The new leadership has repeatedly stressed the role of urbanization in driving future growth, which boosted confidence in the economy but also raised concerns over a new round of over-investment, which could translate to further local government debt.
In this year's economic agenda, 19 local governments have set a growth target of fixed-asset investment above 20 percent, while four are projecting year-on-year growth above 30 percent.
According to Standard and Poor's Rating Services, the need for cash flow of local governments will remain high over the next few years, but facing weakening liquidity positions many could resort to new borrowing.
As a result, S&P said, the default risk of some local governments in China and their financing platforms could rise significantly during the next two years.
"The risks are particularly high for county-level governments that have incurred high-cost, short-term borrowing from non-bank financial institutions," said S&P's credit analyst Kim Eng Tan.
"Some local governments may find themselves trapped in a cycle. They may have to spend more on infrastructure to generate higher receipts from land sales.
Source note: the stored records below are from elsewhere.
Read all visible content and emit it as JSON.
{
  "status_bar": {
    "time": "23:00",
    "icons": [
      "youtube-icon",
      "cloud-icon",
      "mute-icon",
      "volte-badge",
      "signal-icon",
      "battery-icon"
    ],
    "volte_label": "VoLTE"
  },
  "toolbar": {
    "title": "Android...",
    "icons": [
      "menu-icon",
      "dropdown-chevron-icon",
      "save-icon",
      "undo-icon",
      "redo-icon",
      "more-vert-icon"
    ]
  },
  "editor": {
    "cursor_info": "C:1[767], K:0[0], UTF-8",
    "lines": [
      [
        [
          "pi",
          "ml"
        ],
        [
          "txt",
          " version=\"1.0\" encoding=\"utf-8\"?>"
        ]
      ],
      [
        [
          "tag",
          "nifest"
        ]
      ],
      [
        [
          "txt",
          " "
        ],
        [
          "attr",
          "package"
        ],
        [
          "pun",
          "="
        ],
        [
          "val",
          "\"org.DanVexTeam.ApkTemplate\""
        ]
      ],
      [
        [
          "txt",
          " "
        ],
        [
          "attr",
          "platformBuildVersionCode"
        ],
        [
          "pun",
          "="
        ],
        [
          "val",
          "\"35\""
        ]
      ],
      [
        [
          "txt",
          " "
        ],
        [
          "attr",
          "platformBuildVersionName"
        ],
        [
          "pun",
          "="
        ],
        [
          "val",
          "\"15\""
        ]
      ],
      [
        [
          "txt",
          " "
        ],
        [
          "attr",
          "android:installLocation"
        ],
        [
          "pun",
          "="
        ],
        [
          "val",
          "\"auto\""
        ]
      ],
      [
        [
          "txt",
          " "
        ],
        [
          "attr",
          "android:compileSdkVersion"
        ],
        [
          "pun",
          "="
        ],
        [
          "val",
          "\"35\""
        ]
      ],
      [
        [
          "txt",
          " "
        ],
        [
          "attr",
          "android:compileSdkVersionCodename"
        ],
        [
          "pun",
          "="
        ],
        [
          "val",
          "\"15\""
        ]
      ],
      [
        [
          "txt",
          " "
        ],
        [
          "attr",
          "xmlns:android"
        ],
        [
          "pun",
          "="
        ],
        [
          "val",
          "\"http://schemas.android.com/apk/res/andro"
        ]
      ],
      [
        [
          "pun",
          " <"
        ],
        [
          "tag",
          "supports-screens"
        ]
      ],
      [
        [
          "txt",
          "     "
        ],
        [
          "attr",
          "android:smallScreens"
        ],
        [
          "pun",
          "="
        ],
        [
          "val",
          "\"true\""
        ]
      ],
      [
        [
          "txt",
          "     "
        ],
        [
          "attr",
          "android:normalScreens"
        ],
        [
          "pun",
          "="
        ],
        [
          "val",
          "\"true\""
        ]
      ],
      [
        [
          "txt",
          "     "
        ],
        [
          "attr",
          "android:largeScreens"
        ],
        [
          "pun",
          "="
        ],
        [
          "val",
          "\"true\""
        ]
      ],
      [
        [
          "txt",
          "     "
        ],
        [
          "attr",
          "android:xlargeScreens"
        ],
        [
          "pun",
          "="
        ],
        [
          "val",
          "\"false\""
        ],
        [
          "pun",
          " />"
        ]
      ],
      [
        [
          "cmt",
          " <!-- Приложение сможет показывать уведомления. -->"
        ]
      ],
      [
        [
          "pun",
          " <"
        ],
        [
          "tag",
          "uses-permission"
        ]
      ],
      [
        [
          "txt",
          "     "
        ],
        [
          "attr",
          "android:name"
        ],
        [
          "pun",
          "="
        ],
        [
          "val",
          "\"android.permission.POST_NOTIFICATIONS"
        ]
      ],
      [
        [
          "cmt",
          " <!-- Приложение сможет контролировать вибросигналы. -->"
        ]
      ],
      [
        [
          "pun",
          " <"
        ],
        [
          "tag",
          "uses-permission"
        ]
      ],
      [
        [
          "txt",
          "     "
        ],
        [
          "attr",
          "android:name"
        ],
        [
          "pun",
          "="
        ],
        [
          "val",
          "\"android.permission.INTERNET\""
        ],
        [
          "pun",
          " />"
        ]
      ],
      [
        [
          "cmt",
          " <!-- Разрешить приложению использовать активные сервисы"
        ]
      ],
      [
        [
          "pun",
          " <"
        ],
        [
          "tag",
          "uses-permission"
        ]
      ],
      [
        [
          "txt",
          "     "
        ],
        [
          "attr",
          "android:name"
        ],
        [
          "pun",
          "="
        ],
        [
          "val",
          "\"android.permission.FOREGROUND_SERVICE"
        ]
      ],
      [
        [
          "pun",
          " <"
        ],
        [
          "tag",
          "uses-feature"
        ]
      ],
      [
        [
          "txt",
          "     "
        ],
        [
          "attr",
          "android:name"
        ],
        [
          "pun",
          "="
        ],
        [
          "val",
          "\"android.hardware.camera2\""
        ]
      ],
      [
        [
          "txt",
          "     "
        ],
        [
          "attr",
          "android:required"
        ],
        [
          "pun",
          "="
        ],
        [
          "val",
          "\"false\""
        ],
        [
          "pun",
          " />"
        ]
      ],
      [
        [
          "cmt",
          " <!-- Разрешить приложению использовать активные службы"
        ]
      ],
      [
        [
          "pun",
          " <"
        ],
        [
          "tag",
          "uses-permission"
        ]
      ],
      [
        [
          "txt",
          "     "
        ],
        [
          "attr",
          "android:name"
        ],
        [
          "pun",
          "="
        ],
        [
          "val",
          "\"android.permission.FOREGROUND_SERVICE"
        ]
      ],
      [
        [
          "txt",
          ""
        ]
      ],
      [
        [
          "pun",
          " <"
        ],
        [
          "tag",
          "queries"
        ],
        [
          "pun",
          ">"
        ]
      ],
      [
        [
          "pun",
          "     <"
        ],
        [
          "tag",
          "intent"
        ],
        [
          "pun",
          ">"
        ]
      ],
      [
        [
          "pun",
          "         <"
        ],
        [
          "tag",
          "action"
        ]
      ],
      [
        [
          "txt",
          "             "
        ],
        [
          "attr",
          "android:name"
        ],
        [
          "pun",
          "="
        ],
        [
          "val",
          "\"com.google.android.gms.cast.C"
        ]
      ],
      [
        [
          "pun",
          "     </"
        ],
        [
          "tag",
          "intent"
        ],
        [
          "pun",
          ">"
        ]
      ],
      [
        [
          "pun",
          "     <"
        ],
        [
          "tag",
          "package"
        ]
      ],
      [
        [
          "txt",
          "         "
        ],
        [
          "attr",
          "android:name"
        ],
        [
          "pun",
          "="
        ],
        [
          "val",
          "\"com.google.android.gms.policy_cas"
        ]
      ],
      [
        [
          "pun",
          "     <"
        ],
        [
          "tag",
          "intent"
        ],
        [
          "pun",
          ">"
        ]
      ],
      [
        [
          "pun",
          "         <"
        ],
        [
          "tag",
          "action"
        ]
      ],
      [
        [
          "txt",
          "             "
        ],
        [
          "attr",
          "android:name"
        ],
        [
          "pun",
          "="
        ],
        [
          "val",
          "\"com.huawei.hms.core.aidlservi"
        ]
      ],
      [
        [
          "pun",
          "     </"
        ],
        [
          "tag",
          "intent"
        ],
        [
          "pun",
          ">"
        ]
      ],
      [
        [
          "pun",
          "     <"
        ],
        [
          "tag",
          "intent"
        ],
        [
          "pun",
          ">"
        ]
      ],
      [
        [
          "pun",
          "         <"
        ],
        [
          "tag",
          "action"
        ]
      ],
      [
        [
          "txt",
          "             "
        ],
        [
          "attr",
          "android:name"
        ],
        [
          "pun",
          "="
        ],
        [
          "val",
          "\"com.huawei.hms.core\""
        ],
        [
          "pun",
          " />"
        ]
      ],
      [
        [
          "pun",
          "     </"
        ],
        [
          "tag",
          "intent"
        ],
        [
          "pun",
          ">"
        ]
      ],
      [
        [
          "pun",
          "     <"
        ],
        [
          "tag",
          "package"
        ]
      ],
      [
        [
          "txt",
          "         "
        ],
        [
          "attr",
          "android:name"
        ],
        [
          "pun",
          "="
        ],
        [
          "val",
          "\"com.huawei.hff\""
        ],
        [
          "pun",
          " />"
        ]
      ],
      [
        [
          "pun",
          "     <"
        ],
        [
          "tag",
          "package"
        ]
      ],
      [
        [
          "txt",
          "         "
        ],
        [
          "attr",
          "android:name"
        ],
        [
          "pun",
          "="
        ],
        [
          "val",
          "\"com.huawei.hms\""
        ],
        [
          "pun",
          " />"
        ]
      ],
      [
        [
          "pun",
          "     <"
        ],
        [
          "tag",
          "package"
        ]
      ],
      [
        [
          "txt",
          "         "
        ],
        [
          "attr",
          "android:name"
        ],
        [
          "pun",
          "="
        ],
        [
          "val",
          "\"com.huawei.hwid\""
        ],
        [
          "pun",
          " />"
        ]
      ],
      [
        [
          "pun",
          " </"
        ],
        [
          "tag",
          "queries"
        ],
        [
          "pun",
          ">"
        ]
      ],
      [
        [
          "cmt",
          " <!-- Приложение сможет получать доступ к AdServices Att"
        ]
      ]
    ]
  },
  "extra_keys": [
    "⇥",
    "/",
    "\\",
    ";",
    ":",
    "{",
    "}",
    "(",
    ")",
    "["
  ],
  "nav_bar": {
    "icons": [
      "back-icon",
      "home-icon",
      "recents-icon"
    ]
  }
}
And that's just so they can reap enough profits from such sales to repay the debt incurred earlier for infrastructure investment."
Yang Tao, a researcher with the institute of finance and banking at the Chinese Academy of Social Sciences, said local government plays a major role in pushing forward China's urbanization process, so an impulse for investment and the growing debt pressure will be in place during the entire 12th Five-Year Plan (2011-15).
Limitations on local financing platforms cannot settle the imbalance between the rising financing demand and shortage in credit supply, Yang said. On the contrary, it may even force local authorities to convert their debt risk into financial risks in other hidden forms.
"Local government impulse for investment is not necessarily a bad thing. Some projects related to people's livelihood, such as affordable housing and urban rail traffic, need such initiatives by local authorities," Zhao said.
While eliminating those unnecessary and not-so-urgent projects, local government should consider introducing more private investors via point-to-point financing, which is also a pathway to break the monopoly in some public sectors, he said.